''Oyun, çocuğun işidir'' diyor Uzm.Psk.Gamze Eser. ''Tüm dikkatiyle, hayal gücüyle, bedeniyle, ruhuyla yaptığı bir iş. Onları oynarken izlediğimde şunu düşünürüm; biz yetişkinler kendi işlerimizi bu değin odaklanarak yapabilsek başarıda sınır tanımazdık''.
Çocuk, işini yaparken; yani oyun oynarken, ne cins materyal kullandığının önemi yoktur. İplik makarası, boş temizlik maddesi kutusu, taş, sopa, ne bulursa hayal dünyasında istediği şeye dönüştürür. Araba olur, telefon olur, beygir olur; bizim anlayamadığımız türlü nesnelere, hayvanlara dönüşür o basit malzemeler.
Oyun, çocuğun yaratıcılığını geliştirme uğraşısı, yaşam ise onun oyun alanıdır.

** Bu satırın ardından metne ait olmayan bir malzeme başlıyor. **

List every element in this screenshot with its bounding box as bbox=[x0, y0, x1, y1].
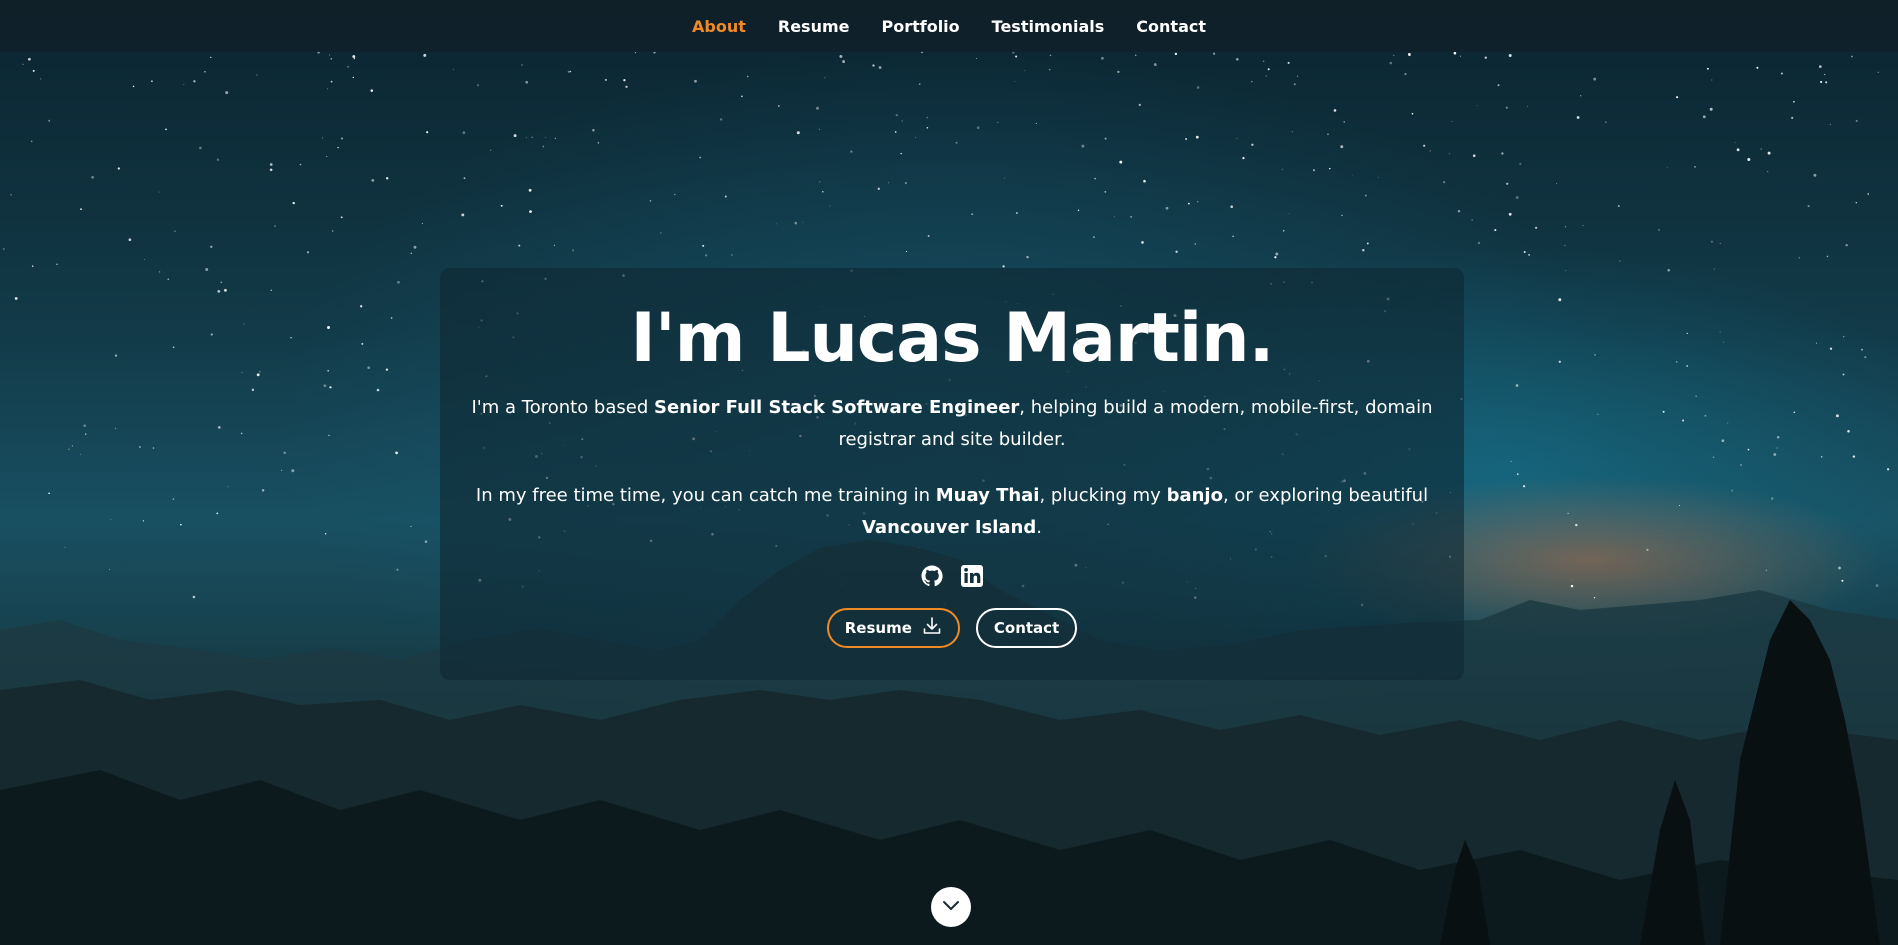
hobby-muay-thai: Muay Thai bbox=[935, 485, 1040, 506]
nav-item-resume[interactable]: Resume bbox=[778, 17, 850, 36]
intro-text-1: I'm a Toronto based bbox=[471, 397, 654, 418]
hobbies-paragraph: In my free time time, you can catch me t… bbox=[464, 480, 1440, 544]
top-navigation: About Resume Portfolio Testimonials Cont… bbox=[0, 0, 1898, 52]
hero-title: I'm Lucas Martin. bbox=[630, 299, 1275, 378]
intro-paragraph: I'm a Toronto based Senior Full Stack So… bbox=[464, 392, 1440, 456]
page: About Resume Portfolio Testimonials Cont… bbox=[0, 0, 1898, 945]
hobbies-text-3: , or exploring beautiful bbox=[1222, 485, 1429, 506]
social-links bbox=[464, 564, 1440, 592]
contact-button-label: Contact bbox=[993, 619, 1060, 637]
hero-card: I'm Lucas Martin. I'm a Toronto based Se… bbox=[440, 268, 1464, 680]
download-icon bbox=[922, 616, 942, 640]
resume-button[interactable]: Resume bbox=[826, 608, 960, 648]
github-icon[interactable] bbox=[920, 564, 944, 588]
linkedin-icon[interactable] bbox=[960, 564, 984, 588]
nav-item-testimonials[interactable]: Testimonials bbox=[992, 17, 1105, 36]
hobbies-text-2: , plucking my bbox=[1039, 485, 1167, 506]
nav-item-portfolio[interactable]: Portfolio bbox=[881, 17, 959, 36]
hobbies-text-1: In my free time time, you can catch me t… bbox=[475, 485, 936, 506]
intro-job-title: Senior Full Stack Software Engineer bbox=[654, 397, 1020, 418]
chevron-down-icon bbox=[941, 895, 961, 919]
scroll-down-button[interactable] bbox=[931, 887, 971, 927]
hero-actions: Resume Contact bbox=[464, 608, 1440, 648]
hobbies-text-4: . bbox=[1036, 517, 1042, 538]
nav-item-contact[interactable]: Contact bbox=[1136, 17, 1206, 36]
nav-item-about[interactable]: About bbox=[692, 17, 746, 36]
contact-button[interactable]: Contact bbox=[975, 608, 1078, 648]
hobby-banjo: banjo bbox=[1166, 485, 1223, 506]
hobby-vancouver-island: Vancouver Island bbox=[861, 517, 1037, 538]
resume-button-label: Resume bbox=[844, 619, 912, 637]
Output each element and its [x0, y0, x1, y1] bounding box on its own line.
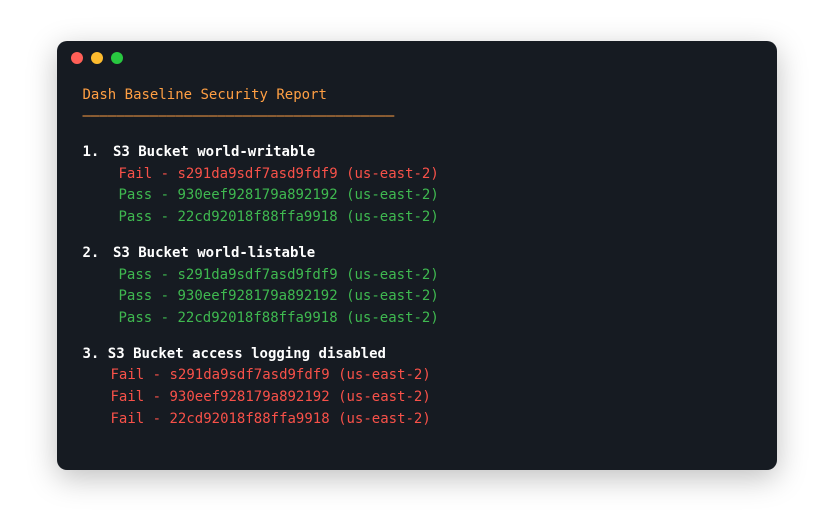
section-title: S3 Bucket world-listable — [113, 245, 315, 261]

Oynarken haz duyar, deneyimler ve öğrenir. Hoca de kendisidir, öğrenen de.
Bir oyun arkadaşı bulmuşsa işlem daha da keyifli ayla gelir. Birlikte çoğalır hayal gücü, birinin zihin edemediğini diğeri bulur, kısa hayat deneyimlerinden edindiklerini paylaşıp yeni oyunlar öğrenirler, paylaşırlar.
Onlara yapacağımız en büyük kötülük düş güçlerini değil saymamız, oyunlarını engellememizdir. Ortalık dağılacak, kıyafetleri kirlenecek, örtü kir olacak diye durdururuz minik bilim insanlarını, sanatçıları.
Yaşamlarının hiçbir döneminde sahip olamayacakları değin yüksek yaratıcılıklarını alıkoymak için her zaman bir buluruz. Duvarlara resim yaptıkları için cezalandırır, yeni aldığımız kıyafetleri kirlettiği için kızarız. Onun oyun alanı bizim hayat alanımız olduğu için çatışma başlar; daha büyük bir bedene ve daha kuvvetli fiziğe sahip olduğumuz için boyun eğmekten diğer tedavi bırakmayız.
Okul öncesi eğitim kurumları böylece çocuğun yaşamında büyük bir öneme sahiptir. Oynama gereksinimini tamamen gideremeyen çocuk ilkokula başladığında öğrenmeyi reddedebilir. Aklı oyunda kalmıştır çünkü.
Psikoloji biliminin kuramcıları şu konuda hemfikirdir; yaşamın hangi dönemi iyice yaşanmazsa bir sonraki döneme geçirmek zorlaşır. Yani; erken çocukluk dönemini bereketli geçiren çocuk okula başladığında sorun yaşamazken çocuk yuvası eğitimi almayanlar sosyalleşme ve öğrenme konusunda güçlüklerle karşılaşırlar.
Anaokullarının esas fonksiyonu; çocuğun oyun gereksinimini karşılaması için olanaklar yaratmaktır. Sosyalleşmesi ve öğrenmesi buna alt olarak mümkün olur. Fiziksel koşullar, emniyet ve materyaller konusunda gösterilen özen çocuğa özgürce oyun oynamayı, işini iyi yapan eğitmenler ve içten planlamalar ise sosyalleşerek, paylaşarak öğrenmesini sağlar.
Ne dek iyi anne babalar olursak olalım konut ortamında verebileceklerimiz kısıtlıdır. Zamanı geldiğinde mektep öncesi kurumlara gitmelerini sağlamak bizim görevimiz ve onların gelişmesi için çok ama çok önemli bir fırsattır.
Uzm.Psk.Gamze Eser 2014
Çocukların en manâlı işinin oyun olması gerektiğini söyleyen Uzm.Psk.Gamze Eser, çocukları oyundan alı koymanın zararlarını anlattı.